I think you are on the right track. I did not appreciate the "sensitivity" to people doing erroneous things in the past. Maybe you can fix them!!

Do look at my inline comments as well.

Don Johnson

Simon: OK, I have completed another pass over the article. I have gone through each of the comments made by both reviewers in this section and in the main text, and addressed them. I thank both of the reviewers for their extremely helpful reviews, which I think have improved the article greatly. Reviewer 2: I have unashamedly borrowed a number of things from your review (I hope that's OK), in particular the argument connecting the discrete and continuous Shannon results, which I think makes the connection in a nice intuitive way that can easily be appreciated.

I have also added two figures, based on a simple simulation I did of a "toy version" of the RdeR and SBL 96 paper. I thought that an illustration might help make things much more concrete, and I will place the MATLAB code for these figs on my website, and place a link where it currently says "source code available from curator", so that those who want to play, can. (I am killing two birds with one stone, as I'll also use that code for a lab for our final year computational neuroscience course for bioengineers).

I hope the article is not too complicated now! The main thing according to Eugene's instructions is that people should be able to skim and get the information they need quickly, and then get drawn in more deeply according to their time and inclination. I believe that should still work.

OK, back to the reviewers.

--- Three comments by reviewer A addressed. Citation to Rozell and Johnston added, and associated caveat. Only thing I quibbled with was putting in too much detail on Zohary et al - to do it properly would take much more space, as I'd want to define some quantities slightly differently than they did for consistency. I think the place for that is a review on the role of correlations in population coding, which I intend to write one day. Cheers, Simon.

The article is very much improved. My only comments concern the new section on d'. I would elaborate a little more, mentioning that d' is used in psychophysics and where the Gaussian formula comes from (right now its appearance on the stage is very mysterious). You don't define P_C and erf() may be mysterious to some (much be an article about the Gaussian somewhere).

Onward!!

Done. I note that in the process, I found what I believe to be an error in Spikes (p. 241, should be phi(d'/2).
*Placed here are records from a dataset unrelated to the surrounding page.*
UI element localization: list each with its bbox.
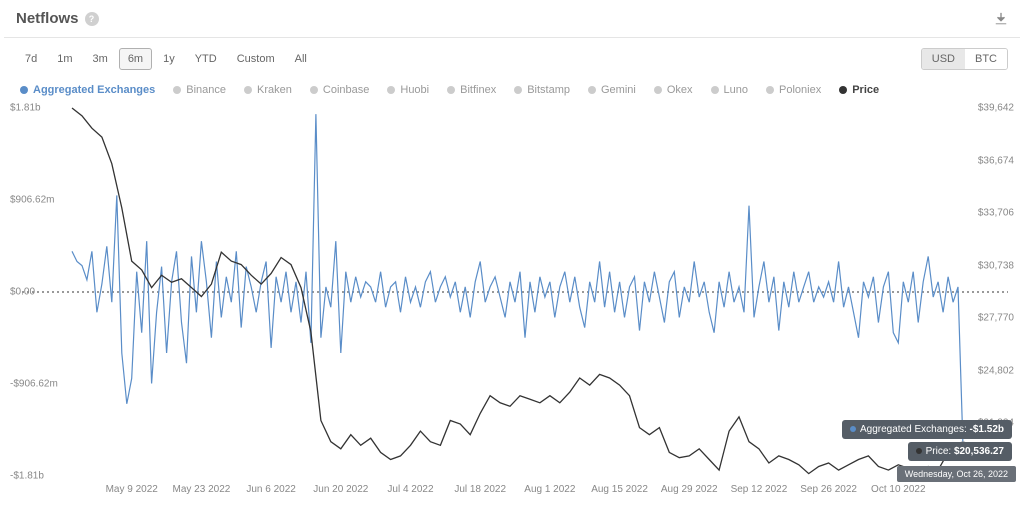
- legend-dot-icon: [711, 86, 719, 94]
- legend-label: Luno: [724, 84, 748, 96]
- y-right-tick: $33,706: [978, 208, 1014, 219]
- legend-item-gemini[interactable]: Gemini: [588, 84, 636, 96]
- range-buttons: 7d1m3m6m1yYTDCustomAll: [16, 48, 316, 70]
- legend-dot-icon: [839, 86, 847, 94]
- legend-dot-icon: [654, 86, 662, 94]
- legend-item-kraken[interactable]: Kraken: [244, 84, 292, 96]
- range-btn-custom[interactable]: Custom: [228, 48, 284, 70]
- page-title: Netflows: [16, 10, 79, 27]
- range-btn-ytd[interactable]: YTD: [186, 48, 226, 70]
- x-tick: Jul 4 2022: [387, 484, 433, 495]
- y-left-tick: $0.00: [10, 287, 35, 298]
- controls-row: 7d1m3m6m1yYTDCustomAll USDBTC: [0, 38, 1024, 80]
- legend-item-luno[interactable]: Luno: [711, 84, 748, 96]
- legend-label: Huobi: [400, 84, 429, 96]
- range-btn-1m[interactable]: 1m: [48, 48, 81, 70]
- legend-dot-icon: [387, 86, 395, 94]
- series-aggregated-exchanges: [72, 114, 963, 446]
- legend-item-huobi[interactable]: Huobi: [387, 84, 429, 96]
- title-wrap: Netflows ?: [16, 10, 99, 27]
- tooltip-row: Price: $20,536.27: [908, 442, 1012, 461]
- currency-btn-btc[interactable]: BTC: [965, 49, 1007, 69]
- legend-item-bitstamp[interactable]: Bitstamp: [514, 84, 570, 96]
- y-left-tick: $906.62m: [10, 194, 54, 205]
- series-price: [72, 108, 963, 474]
- x-axis-labels: May 9 2022 May 23 2022 Jun 6 2022 Jun 20 20…: [4, 484, 1020, 502]
- x-tick: May 9 2022: [106, 484, 158, 495]
- x-tick: Sep 12 2022: [731, 484, 788, 495]
- x-tick: Aug 1 2022: [524, 484, 575, 495]
- y-left-tick: $1.81b: [10, 103, 41, 114]
- legend-label: Binance: [186, 84, 226, 96]
- legend-dot-icon: [244, 86, 252, 94]
- x-tick: Jun 20 2022: [313, 484, 368, 495]
- legend-label: Bitstamp: [527, 84, 570, 96]
- legend-dot-icon: [766, 86, 774, 94]
- legend-label: Gemini: [601, 84, 636, 96]
- download-icon[interactable]: [994, 12, 1008, 26]
- legend-dot-icon: [20, 86, 28, 94]
- legend-dot-icon: [514, 86, 522, 94]
- range-btn-1y[interactable]: 1y: [154, 48, 184, 70]
- y-right-tick: $24,802: [978, 365, 1014, 376]
- x-tick: Jul 18 2022: [454, 484, 506, 495]
- chart-header: Netflows ?: [0, 0, 1024, 37]
- x-tick: Jun 6 2022: [246, 484, 296, 495]
- y-right-tick: $36,674: [978, 155, 1014, 166]
- legend-label: Poloniex: [779, 84, 821, 96]
- y-left-tick: -$1.81b: [10, 471, 44, 482]
- range-btn-3m[interactable]: 3m: [84, 48, 117, 70]
- x-tick: Sep 26 2022: [800, 484, 857, 495]
- range-btn-all[interactable]: All: [286, 48, 316, 70]
- legend-item-poloniex[interactable]: Poloniex: [766, 84, 821, 96]
- help-icon[interactable]: ?: [85, 12, 99, 26]
- y-left-tick: -$906.62m: [10, 379, 58, 390]
- legend-item-bitfinex[interactable]: Bitfinex: [447, 84, 496, 96]
- y-right-tick: $39,642: [978, 103, 1014, 114]
- x-tick: May 23 2022: [173, 484, 231, 495]
- tooltip-row: Aggregated Exchanges: -$1.52b: [842, 420, 1012, 439]
- legend-item-coinbase[interactable]: Coinbase: [310, 84, 369, 96]
- range-btn-6m[interactable]: 6m: [119, 48, 152, 70]
- legend: Aggregated Exchanges Binance Kraken Coinbas…: [0, 80, 1024, 106]
- legend-label: Coinbase: [323, 84, 369, 96]
- y-right-tick: $30,738: [978, 260, 1014, 271]
- x-tick: Aug 29 2022: [661, 484, 718, 495]
- x-tick: Aug 15 2022: [591, 484, 648, 495]
- legend-item-okex[interactable]: Okex: [654, 84, 693, 96]
- legend-item-aggregated-exchanges[interactable]: Aggregated Exchanges: [20, 84, 155, 96]
- legend-label: Bitfinex: [460, 84, 496, 96]
- currency-btn-usd[interactable]: USD: [922, 49, 965, 69]
- legend-item-price[interactable]: Price: [839, 84, 879, 96]
- currency-toggle: USDBTC: [921, 48, 1008, 70]
- y-right-tick: $27,770: [978, 313, 1014, 324]
- legend-label: Kraken: [257, 84, 292, 96]
- legend-dot-icon: [588, 86, 596, 94]
- legend-label: Aggregated Exchanges: [33, 84, 155, 96]
- legend-dot-icon: [310, 86, 318, 94]
- chart-area: $1.81b $906.62m $0.00 -$906.62m -$1.81b $39,6…: [4, 106, 1020, 502]
- range-btn-7d[interactable]: 7d: [16, 48, 46, 70]
- legend-dot-icon: [173, 86, 181, 94]
- legend-dot-icon: [447, 86, 455, 94]
- legend-item-binance[interactable]: Binance: [173, 84, 226, 96]
- x-tick: Oct 10 2022: [871, 484, 925, 495]
- tooltip-date: Wednesday, Oct 26, 2022: [897, 466, 1016, 482]
- legend-label: Price: [852, 84, 879, 96]
- legend-label: Okex: [667, 84, 693, 96]
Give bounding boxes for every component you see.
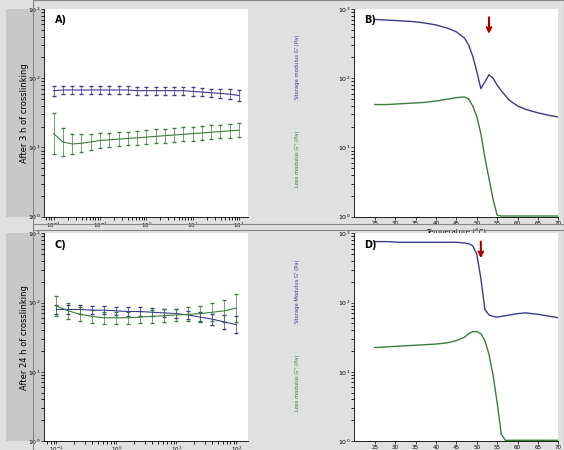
Text: After 24 h of crosslinking: After 24 h of crosslinking <box>20 285 29 390</box>
Text: D): D) <box>364 239 377 250</box>
Text: Storage Modulus G' (Pa): Storage Modulus G' (Pa) <box>295 260 299 323</box>
Text: Storage modulus G' (Pa): Storage modulus G' (Pa) <box>295 35 299 99</box>
Text: Loss modulus G'' (Pa): Loss modulus G'' (Pa) <box>295 130 299 187</box>
Text: C): C) <box>55 239 67 250</box>
Text: A): A) <box>55 15 67 25</box>
Text: Loss modulus G'' (Pa): Loss modulus G'' (Pa) <box>295 355 299 411</box>
Text: B): B) <box>364 15 376 25</box>
X-axis label: Oscillation strain (%): Oscillation strain (%) <box>109 233 183 239</box>
Text: After 3 h of crosslinking: After 3 h of crosslinking <box>20 63 29 163</box>
X-axis label: Temperature (°C): Temperature (°C) <box>426 229 486 236</box>
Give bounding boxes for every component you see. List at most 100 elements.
Correct calculation is in the revised main article here.

I think the article is in fine shape, and should become available.

A few minor suggestions:

In Section "Stimuli continuously varying in time":

The mean over trials of the output of this model is the average response shown by the solid line in Fig. 1B -> Change to: ... Fig. 1C

The use of the word "noise" in the term "white noise stimulus" can be confusing to someone not used to the jargon. I would prefer "fluctuating stimulus waveform" or something of that kind and keep the term "noise" specifically for the uncontrollable parts.

In Section "Relationship to discriminability" :

1 - mention that Pc is computed for the case of equal a priori chances for signal present or absent, and mention that therefore the prefactors for the two integrals in the first expression for Pc are (1/2) each.

2 – the factors 2*pi in the denominators of that same equation must each have a square root.